Wstępne leczenie estradiolem mizoprostolem w przypadku poronienia w drugim trymestrze ciąży: prospektywne, podwójnie ślepe, randomizowane badanie kliniczne

Porównanie skuteczności wstępnego leczenia estradiolem z mizoprostolem i samym misoprostolem dopochwowym w indukcji poronienia w drugim trymestrze ciąży.

Przegląd badań

Status

Zakończony

Warunki

Interwencja / Leczenie

Typ studiów

Interwencyjne

Zapisy (Rzeczywisty)

200

Faza

  • Faza 2
  • Faza 3

Kontakty i lokalizacje

Ta sekcja zawiera dane kontaktowe osób prowadzących badanie oraz informacje o tym, gdzie badanie jest przeprowadzane.

Lokalizacje studiów

  • Egipt
      • Cairo, Egipt
        • Ain Shams University Maternity Hospital

Kryteria uczestnictwa

Badacze szukają osób, które pasują do określonego opisu, zwanego kryteriami kwalifikacyjnymi.

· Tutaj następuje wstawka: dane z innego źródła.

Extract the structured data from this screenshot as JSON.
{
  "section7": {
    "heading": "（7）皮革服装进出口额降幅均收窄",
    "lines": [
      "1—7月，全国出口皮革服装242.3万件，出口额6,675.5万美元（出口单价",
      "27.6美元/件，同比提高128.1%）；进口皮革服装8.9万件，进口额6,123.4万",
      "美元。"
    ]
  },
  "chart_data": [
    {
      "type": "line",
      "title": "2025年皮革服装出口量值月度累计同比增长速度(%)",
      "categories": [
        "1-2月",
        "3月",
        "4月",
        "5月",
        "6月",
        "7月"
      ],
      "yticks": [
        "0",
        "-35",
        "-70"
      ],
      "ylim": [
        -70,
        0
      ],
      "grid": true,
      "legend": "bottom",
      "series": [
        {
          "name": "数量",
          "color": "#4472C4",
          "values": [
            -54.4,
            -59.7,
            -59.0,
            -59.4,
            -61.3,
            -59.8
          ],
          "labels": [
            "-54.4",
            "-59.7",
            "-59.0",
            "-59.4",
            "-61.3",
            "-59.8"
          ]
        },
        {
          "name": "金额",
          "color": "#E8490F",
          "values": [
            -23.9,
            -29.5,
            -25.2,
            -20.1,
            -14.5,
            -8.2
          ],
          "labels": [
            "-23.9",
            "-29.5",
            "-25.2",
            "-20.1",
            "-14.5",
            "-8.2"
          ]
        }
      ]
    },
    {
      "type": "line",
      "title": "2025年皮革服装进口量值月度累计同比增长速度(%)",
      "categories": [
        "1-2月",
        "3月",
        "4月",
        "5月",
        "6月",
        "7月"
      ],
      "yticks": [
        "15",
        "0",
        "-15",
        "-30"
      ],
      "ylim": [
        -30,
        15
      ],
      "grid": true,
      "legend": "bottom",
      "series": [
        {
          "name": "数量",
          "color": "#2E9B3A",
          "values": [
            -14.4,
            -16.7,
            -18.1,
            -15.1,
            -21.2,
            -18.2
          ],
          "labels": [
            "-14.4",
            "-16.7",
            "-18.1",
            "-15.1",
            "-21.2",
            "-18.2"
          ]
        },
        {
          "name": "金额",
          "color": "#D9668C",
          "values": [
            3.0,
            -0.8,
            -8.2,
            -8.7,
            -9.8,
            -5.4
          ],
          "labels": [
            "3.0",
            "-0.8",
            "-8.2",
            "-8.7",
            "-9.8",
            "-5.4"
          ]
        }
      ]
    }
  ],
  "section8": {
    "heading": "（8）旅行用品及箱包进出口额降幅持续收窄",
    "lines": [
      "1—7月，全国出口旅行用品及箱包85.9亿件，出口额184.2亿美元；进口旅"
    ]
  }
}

Niektóre przykłady tych kryteriów to ogólny stan zdrowia danej osoby lub wcześniejsze leczenie.

Kryteria kwalifikacji

Wiek uprawniający do nauki

18 lat do 40 lat (Dorosły)

Akceptuje zdrowych ochotników

Nie

Płeć kwalifikująca się do nauki

Kobieta

Opis

Kryteria przyjęcia:

  • Wiek matki powyżej 18 lat (wiek legalnej zgody).
  • Wiek ciążowy od 12 do 26 tygodni.
  • poziom Hb > 10 g/dl.
  • BMI od 25 kg/m2 do 35 kg/m2.
  • Przegapiona aborcja.
  • Żywy płód z mnogimi wrodzonymi wadami rozwojowymi nie do pogodzenia z życiem.
  • PPROMS z odsączonym płynem i zgodą rodziców na przerwanie ciąży.

Kryteria wyłączenia:

  • Wiek matki poniżej 18 lat.
  • Wiek ciążowy krótszy niż 12 tygodni lub dłuższy niż 26 tygodni.
  • poziom Hb < 10 g/dl.
  • Przerośnięta macica (poprzednia miomektomia - cesarskie cięcie - histerektomia i pęknięta macica).
  • wielowodzie.
  • Bezmózgowie.
  • włókniak macicy.
  • BMI poniżej 25 kg/m2 i powyżej 35 kg/m2.
  • Koagulopatia.
  • Poprzednie próby indukcji aborcji w obecnej ciąży.
  • Alergia na mizoprostol lub estradiol.
  • Łożysko przednie.
  • Zaburzenie medyczne, które stanowi przeciwwskazanie do wywołania aborcji (np. niewydolność serca).

Plan studiów

Ta sekcja zawiera szczegółowe informacje na temat planu badania, w tym sposób zaprojektowania badania i jego pomiary.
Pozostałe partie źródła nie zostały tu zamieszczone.